Tite, le coopérateur
C’est probablement à Iconium ou Lystre, lui aussi, que Tite fait la connaissance de Paul, à peu près à la même époque que Timothée, lors du premier passage de l’Apôtre en Lycaonie. On lui bâtira une biographie faisant de lui l’héritier d’une riche famille de l’aristocratie crétoise, converti par la lecture d’Isaïe et parti pour Jérusalem où il aurait rejoint le groupe des 72. Il n’y a sans doute rien à garder de tout cela, sinon que Tite, forme francisée du prénom romain Titus, appartient à une famille romanisée et riche, païenne, originaire de Crète, ou de Chypre. Converti par sa rencontre avec Paul, il se met à sa suite et l’accompagne à Antioche, Séleucie, Salamine de Chypre, Paphos , Pergé de Pamphilie et Antioche de Pidisie, se méritant cet éloge de l’Apôtre : “Tite, frère et coopérateur de mes travaux, brûlant de zèle pour le salut des âmes.” Paul l’emmène avec lui en Crète, ce qui attesterait les liens de Tite avec l’île, puis l’expédie, seul cette fois, en Dalmatie, région qui le revendique pour son premier évangélisateur.
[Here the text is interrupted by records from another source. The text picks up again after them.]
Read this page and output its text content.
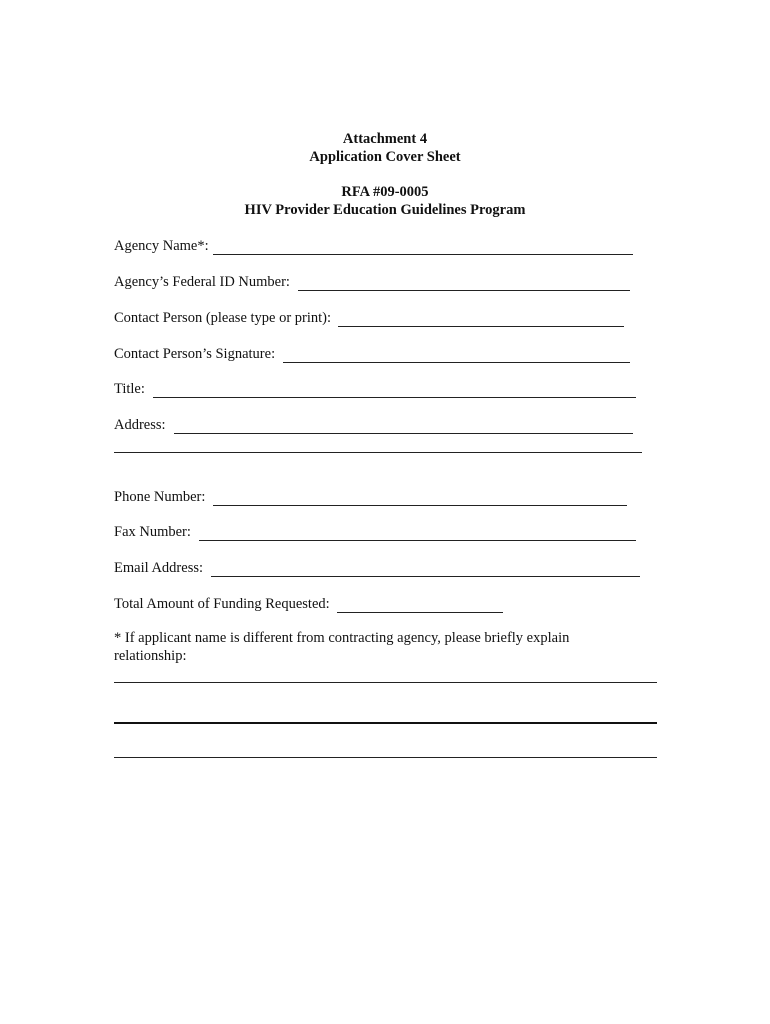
Attachment 4
Application Cover Sheet
RFA #09-0005
HIV Provider Education Guidelines Program
Agency Name*:
Agency’s Federal ID Number:
Contact Person (please type or print):
Contact Person’s Signature:
Title:
Address:
Phone Number:
Fax Number:
Email Address:
Total Amount of Funding Requested:
* If applicant name is different from contracting agency, please briefly explain relationship:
En 51, Tite est avec Paul au concile de Jérusalem, puis l’accompagne lors de son séjour éphésien avant de s’embarquer pour Corinthe où la communauté se déchire. Que Tite, trompé par un apparent apaisement, doive y retourner, prouve que la situation sur place est difficile mais aussi qu’il possède la confiance de Paul. Dans l’épître à Tite, datable de 64, Paul l’appelle à le rejoindre à Nicopolis d’Épire. C’est l’occasion, puisque le but est d’instaurer des épiscopats locaux, notamment en Crète, d’exposer à Tite ce que doit être le bon évêque selon Paul. Conformément à la dernière mission confiée par son maître, Tite prend la direction de l’Église crétoise, fondant le siège archiépiscopal de Gortyne. Il y meurt, dans son lit semble-t-il, à la fin du Ier siècle, au bel âge de 94 ans. L’église bâtie sur sa tombe profanée par les Turcs, seule la tête de Tite est sauvée de ces destructions ; elle est vénérée aujourd’hui dans la basilique Saint-Marc de Venise.